The event before that in December 2021 had taken a bigger toll on me. The power cut 30 minutes before the show at a theatre and then finding a pub to deliver from, only for the WiFi to become intermittent had knocked my own confidence. The start to 2022 has been my own way of trying to pick myself up and dealing with my own insecurities.
The reason I wanted to share this with you is that the body of work delivered over the past two years has to lead to something more defined which I am working on at the moment. The alternative is to just keep going as that is what you do, without the ability to stop and refine.
The Results That Come In
Sticking with YATM and riding these waves (good and bad) is so much more than finding consistency and turning up and delivering, it’s about:
🏆 Having the proof to show others. If I just shared anecdotal evidence with you and case studies from others, the chances are, that others have already covered it. If I can live in this continual live lab and show you the efforts from how things work and also invite you to be a part and see for yourself, it changes the whole dynamic. The validation of what you do and what you genuinely believe in is the result of being consistent.

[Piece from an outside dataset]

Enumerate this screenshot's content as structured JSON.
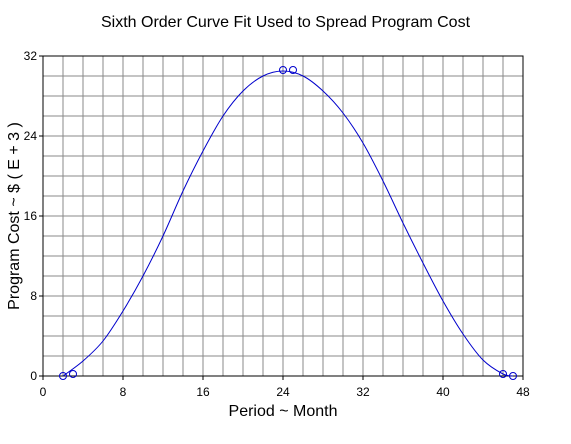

🏆 The opportunity for growth. When you stick with something, it helps others make an association with you. When others can see for themselves the enthusiasm and willingness, they are more willing to tell others. New possibilities you may never have even considered are the result of being consistent.
🏆 Being specific and then fine-tuning. When you start you might not be so sure on who your true audience is. Who you think your audience is, might be different from what people actually want from you. In a way, practice makes perfect. Over time you start to become confident in what you do and the role you serve others and find a space that isn’t dominated. Being clear on what you deliver and how it can benefit others is the result of being consistent.

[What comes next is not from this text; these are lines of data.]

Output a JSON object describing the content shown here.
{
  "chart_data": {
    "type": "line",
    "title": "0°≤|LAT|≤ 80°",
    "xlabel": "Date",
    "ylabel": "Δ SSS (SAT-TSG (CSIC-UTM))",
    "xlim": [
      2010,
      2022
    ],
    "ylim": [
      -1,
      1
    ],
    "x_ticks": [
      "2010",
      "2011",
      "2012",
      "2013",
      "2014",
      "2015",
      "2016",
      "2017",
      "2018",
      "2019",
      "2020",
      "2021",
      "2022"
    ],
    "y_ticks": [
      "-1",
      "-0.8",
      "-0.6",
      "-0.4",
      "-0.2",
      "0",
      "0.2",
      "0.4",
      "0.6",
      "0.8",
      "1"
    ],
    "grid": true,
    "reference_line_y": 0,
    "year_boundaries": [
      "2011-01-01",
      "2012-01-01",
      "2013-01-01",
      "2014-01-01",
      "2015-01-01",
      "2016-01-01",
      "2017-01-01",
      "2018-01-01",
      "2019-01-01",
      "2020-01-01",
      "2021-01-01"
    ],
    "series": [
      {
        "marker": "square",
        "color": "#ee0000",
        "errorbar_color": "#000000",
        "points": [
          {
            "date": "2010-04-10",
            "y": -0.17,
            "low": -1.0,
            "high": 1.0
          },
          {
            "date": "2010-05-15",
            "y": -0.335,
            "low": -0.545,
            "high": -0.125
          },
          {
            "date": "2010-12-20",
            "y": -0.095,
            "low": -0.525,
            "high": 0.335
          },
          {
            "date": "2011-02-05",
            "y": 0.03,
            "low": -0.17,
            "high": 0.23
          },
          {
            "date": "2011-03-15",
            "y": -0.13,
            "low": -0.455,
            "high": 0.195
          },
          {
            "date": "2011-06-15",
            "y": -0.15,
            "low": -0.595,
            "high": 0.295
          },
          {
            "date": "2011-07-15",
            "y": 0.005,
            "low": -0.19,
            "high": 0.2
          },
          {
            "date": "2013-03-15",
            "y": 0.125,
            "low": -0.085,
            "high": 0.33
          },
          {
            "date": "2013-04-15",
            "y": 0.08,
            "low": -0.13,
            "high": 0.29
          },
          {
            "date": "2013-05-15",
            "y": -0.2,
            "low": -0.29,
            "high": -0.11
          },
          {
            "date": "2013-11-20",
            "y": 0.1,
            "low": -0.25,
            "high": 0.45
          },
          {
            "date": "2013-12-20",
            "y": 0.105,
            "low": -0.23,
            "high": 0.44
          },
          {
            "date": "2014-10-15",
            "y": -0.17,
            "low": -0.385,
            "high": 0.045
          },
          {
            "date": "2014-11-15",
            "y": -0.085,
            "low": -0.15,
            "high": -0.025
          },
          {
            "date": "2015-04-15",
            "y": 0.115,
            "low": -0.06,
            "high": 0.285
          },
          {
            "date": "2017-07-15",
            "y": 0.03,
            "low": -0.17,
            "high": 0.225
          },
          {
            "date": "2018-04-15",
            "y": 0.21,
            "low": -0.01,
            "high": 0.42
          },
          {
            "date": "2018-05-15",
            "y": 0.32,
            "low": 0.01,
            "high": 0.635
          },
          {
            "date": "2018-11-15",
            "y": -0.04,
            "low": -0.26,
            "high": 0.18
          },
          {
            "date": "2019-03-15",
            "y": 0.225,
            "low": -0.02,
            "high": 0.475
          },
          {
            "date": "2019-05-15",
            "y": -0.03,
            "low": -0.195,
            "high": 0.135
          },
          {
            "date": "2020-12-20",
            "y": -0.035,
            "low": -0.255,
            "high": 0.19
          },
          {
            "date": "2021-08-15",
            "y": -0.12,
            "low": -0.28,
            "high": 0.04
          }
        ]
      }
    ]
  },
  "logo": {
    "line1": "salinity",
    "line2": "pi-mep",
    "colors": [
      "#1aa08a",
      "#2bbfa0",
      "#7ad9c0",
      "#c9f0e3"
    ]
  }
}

🏆 Knowing that if you want to improve, you keep going. When you have the small wins, it helps build momentum. It could be new subscribers, it could be encouraging feedback from others, it could be someone reaching out and saying ‘thanks.’ Making a commitment means you are accountable and it also helps you focus. Pushing forward and uncovering more horizons is the result of being consistent.
Let’s Round-Up
Having deadlines makes you responsible, but it can also just mean you have a date to put something and anything out into the world. If consistency is not backed up by future change and evolving what you do, it just becomes a tick in a calendar.
Consistency has to lead to something it can’t just become a promise that doesn’t have an outcome or deliver what you wanted.
A worthy breakthrough to make is when you deliver work, where you can see the change that improves what you do and others know that it’s right for them.